Date of Inspection: 23 May 2012
Date of Publication: 11 July 2012
Inspection Report published 11 July 2012 PDF

People should be treated with respect, involved in discussions about their care and treatment and able to influence how the service is run (outcome 1)

Meeting this standard

We checked that people who use this service

  • Understand the care, treatment and support choices available to them.
  • Can express their views, so far as they are able to do so, and are involved in making decisions about their care, treatment and support.
  • Have their privacy, dignity and independence respected.
  • Have their views and experiences taken into account in the way the service is provided and delivered.

How this check was done

Our judgement

The provider is compliant with this standard.

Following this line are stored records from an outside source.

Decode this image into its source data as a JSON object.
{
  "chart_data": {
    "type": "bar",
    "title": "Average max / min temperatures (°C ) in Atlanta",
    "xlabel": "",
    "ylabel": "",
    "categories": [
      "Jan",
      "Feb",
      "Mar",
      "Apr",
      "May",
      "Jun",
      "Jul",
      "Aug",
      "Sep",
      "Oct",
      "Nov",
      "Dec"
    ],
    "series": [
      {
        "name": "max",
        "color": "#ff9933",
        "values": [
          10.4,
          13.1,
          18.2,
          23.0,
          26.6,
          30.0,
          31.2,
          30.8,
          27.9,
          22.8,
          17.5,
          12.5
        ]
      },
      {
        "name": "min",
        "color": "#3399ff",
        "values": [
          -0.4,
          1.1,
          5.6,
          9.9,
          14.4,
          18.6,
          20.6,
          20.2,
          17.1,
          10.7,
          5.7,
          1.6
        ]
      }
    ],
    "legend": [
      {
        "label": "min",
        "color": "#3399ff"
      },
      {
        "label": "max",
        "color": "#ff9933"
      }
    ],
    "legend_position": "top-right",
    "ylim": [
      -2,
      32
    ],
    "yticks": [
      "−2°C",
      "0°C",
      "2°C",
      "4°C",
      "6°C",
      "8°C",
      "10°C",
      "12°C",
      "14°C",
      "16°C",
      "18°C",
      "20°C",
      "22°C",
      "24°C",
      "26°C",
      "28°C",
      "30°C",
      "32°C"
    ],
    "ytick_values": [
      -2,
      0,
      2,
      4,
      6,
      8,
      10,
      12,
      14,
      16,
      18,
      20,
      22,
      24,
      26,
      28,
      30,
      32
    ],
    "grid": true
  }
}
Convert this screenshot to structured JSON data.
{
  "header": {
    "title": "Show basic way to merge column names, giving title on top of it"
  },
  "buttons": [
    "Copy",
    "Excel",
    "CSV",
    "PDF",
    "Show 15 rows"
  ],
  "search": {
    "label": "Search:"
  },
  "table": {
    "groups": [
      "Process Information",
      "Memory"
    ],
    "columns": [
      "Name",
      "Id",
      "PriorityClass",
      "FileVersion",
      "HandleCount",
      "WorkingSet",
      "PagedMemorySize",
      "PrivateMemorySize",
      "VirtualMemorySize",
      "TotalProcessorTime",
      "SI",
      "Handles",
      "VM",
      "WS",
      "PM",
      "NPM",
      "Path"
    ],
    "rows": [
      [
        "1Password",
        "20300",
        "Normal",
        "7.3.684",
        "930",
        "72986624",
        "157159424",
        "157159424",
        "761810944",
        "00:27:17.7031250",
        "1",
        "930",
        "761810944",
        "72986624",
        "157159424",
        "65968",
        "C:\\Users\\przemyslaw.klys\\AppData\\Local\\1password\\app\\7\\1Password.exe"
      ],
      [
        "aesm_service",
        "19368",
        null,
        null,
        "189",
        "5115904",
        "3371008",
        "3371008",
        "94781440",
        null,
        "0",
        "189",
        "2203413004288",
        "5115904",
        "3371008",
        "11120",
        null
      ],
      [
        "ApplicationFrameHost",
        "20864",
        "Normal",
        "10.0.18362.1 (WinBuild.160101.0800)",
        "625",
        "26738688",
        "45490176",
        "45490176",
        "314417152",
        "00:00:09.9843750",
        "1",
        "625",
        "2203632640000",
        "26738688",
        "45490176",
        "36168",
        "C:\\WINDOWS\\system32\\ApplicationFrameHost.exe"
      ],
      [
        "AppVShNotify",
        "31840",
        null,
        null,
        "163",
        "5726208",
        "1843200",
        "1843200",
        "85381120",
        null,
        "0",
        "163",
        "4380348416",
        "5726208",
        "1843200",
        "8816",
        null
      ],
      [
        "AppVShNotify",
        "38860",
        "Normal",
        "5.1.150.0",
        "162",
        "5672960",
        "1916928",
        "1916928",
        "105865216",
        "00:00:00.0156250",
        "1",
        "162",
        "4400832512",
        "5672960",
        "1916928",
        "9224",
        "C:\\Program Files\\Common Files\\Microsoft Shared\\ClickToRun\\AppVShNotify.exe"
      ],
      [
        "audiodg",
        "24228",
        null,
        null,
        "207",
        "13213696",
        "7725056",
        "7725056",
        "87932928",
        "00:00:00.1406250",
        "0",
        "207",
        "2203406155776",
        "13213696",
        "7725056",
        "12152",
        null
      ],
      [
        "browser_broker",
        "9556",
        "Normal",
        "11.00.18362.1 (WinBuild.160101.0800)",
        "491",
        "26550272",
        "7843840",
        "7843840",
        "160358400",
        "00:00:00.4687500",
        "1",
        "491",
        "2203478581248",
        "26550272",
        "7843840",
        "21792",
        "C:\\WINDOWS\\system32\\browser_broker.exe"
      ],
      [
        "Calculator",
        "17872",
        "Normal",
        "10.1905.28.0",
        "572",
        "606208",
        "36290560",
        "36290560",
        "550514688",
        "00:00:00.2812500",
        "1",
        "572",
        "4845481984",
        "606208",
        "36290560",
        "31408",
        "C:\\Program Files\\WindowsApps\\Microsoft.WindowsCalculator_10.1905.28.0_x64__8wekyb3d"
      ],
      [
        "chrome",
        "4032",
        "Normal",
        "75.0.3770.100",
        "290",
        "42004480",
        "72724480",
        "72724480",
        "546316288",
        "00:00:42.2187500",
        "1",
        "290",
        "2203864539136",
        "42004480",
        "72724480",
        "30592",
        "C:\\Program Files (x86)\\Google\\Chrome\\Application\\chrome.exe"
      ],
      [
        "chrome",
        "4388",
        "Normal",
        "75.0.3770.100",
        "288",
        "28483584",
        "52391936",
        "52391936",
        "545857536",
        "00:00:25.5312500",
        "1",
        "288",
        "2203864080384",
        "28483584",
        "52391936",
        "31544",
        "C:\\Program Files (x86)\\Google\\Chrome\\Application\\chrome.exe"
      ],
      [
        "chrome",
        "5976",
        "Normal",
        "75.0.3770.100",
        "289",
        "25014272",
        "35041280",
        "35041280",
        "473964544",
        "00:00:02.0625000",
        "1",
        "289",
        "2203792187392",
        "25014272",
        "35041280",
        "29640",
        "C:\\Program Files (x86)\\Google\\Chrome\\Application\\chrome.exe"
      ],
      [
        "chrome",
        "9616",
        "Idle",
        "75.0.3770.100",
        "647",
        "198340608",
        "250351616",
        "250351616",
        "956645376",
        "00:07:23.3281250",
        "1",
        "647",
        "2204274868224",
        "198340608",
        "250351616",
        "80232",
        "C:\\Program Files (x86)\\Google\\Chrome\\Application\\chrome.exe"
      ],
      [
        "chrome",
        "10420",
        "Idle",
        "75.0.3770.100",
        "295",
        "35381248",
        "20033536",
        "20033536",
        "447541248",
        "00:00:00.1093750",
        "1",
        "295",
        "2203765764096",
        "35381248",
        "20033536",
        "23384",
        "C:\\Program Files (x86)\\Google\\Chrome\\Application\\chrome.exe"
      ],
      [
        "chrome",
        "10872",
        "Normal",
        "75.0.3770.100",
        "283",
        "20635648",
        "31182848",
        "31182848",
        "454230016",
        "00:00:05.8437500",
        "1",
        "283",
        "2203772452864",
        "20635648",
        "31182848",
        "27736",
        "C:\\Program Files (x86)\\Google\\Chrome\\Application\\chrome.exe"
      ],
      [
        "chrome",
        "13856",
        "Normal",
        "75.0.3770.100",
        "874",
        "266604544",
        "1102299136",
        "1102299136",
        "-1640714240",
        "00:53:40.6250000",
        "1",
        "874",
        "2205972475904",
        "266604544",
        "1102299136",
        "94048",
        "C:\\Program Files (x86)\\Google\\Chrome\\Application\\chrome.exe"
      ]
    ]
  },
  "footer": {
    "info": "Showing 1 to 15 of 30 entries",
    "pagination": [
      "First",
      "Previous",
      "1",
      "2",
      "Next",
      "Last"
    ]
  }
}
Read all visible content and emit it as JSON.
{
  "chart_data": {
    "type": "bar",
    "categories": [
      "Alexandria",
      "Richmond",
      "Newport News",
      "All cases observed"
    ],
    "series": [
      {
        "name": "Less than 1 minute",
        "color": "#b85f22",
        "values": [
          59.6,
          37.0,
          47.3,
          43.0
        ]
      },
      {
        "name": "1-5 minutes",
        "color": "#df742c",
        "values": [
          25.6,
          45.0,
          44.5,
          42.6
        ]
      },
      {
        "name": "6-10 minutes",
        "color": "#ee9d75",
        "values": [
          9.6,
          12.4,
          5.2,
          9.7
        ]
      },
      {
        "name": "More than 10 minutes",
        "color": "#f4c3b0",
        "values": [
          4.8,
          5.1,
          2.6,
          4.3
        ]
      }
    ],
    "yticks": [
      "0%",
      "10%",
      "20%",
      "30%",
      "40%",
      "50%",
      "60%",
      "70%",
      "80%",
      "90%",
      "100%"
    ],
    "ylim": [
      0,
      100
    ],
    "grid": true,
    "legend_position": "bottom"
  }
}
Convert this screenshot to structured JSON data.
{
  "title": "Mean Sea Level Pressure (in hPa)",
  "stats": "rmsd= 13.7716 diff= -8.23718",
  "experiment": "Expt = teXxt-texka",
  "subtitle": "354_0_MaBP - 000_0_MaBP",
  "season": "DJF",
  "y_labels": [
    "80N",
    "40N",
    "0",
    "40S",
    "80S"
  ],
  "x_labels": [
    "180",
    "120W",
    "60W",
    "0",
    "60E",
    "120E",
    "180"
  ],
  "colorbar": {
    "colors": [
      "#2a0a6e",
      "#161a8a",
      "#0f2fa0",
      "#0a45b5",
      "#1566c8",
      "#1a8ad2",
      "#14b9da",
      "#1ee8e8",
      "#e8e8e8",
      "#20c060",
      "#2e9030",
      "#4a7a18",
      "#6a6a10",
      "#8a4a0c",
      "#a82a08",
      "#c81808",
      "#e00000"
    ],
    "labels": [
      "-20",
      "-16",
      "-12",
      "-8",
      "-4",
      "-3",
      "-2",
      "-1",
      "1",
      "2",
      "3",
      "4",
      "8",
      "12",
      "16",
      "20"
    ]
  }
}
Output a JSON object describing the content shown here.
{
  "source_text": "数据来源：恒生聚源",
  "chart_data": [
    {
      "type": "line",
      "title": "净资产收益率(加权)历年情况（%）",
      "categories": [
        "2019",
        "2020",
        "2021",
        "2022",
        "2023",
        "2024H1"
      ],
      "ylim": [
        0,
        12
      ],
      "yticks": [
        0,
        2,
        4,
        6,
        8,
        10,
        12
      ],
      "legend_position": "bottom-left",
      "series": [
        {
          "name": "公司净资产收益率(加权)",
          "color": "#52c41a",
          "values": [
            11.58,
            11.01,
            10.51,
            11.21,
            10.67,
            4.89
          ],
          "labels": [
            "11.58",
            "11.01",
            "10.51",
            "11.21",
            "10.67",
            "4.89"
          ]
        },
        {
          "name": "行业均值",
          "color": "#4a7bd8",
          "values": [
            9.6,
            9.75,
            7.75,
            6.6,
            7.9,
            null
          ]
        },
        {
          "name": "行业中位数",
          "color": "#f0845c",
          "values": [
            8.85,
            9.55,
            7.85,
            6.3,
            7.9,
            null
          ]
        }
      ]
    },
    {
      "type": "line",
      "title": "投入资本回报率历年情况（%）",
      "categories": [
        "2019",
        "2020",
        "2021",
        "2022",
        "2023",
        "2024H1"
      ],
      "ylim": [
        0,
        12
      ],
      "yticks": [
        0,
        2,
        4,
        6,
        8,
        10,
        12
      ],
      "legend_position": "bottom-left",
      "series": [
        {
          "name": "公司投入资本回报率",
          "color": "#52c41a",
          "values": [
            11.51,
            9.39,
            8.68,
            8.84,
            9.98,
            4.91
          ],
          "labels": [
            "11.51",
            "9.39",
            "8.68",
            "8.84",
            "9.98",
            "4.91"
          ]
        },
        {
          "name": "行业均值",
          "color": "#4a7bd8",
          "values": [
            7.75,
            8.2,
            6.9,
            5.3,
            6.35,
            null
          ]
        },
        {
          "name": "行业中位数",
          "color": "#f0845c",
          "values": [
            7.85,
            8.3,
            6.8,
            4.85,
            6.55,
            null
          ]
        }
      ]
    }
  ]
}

People’s privacy, dignity and independence was being respected.

User experience

Some of the people that were on Wheal Agar ward had dementia-type illnesses and therefore not everyone was able to tell us about their experiences. To help us to understand the experiences people had we used our SOFI (Short Observational Framework for Inspection) tool. The SOFI tool allowed us to spend time watching what was going on and helped us record how people spent their time, the type of support they got and whether they had positive experiences.

On Wheal Agar ward we observed people being assisted to stand up and move about appropriately. We saw that people were being offered a choice of meal and an explanation of what the meals were. We also saw staff chatting with people in an adult manner and at eye level with the patient.

One health care assistant on Carnkie Ward described flexible routines on the ward that aimed to be patient centred.

One person on Carnkie Ward told us that they had been treated with respect and kindness throughout their 11 day stay. She added that the staff were completely flexible in responding to her needs. This view was reiterated by a patients on Roskear Ward and the Medical Admissions Unit who described the staff as “kind and caring”, “brilliant in the night” and “can’t speak highly enough” of them.

People, on all the wards we visited, told us that they did not have to wait too long to have the bell answered. This view was supported by our observations. Apart from on Wheal Agar Ward where the provider might like to note that we were told by a visitor that their relative had had to wait so long for assistance they had soiled themselves already before anybody arrived.

Other evidence

During our visit to the Royal Cornwall Hospital we saw and heard staff interacting with patients in positive and inclusive way. We saw that, although staff were very busy, they treated people in a professional, friendly and respectful way.

On some of the wards we saw a notice by the nurse station with the name of the nurse in charge and names of other staff on duty.

Outside Carnkie ward we saw a notice about the importance of individual privacy. We had to ring a bell before being let onto some of the wards we visited. This was to maintain security for the patients and so that, outside of visiting times, the staff knew who was on the ward apart from the staff on duty.

The provider might like to consider that low staffing levels on some wards may lead to people having to wait for assistance, which can lead to loss of dignity.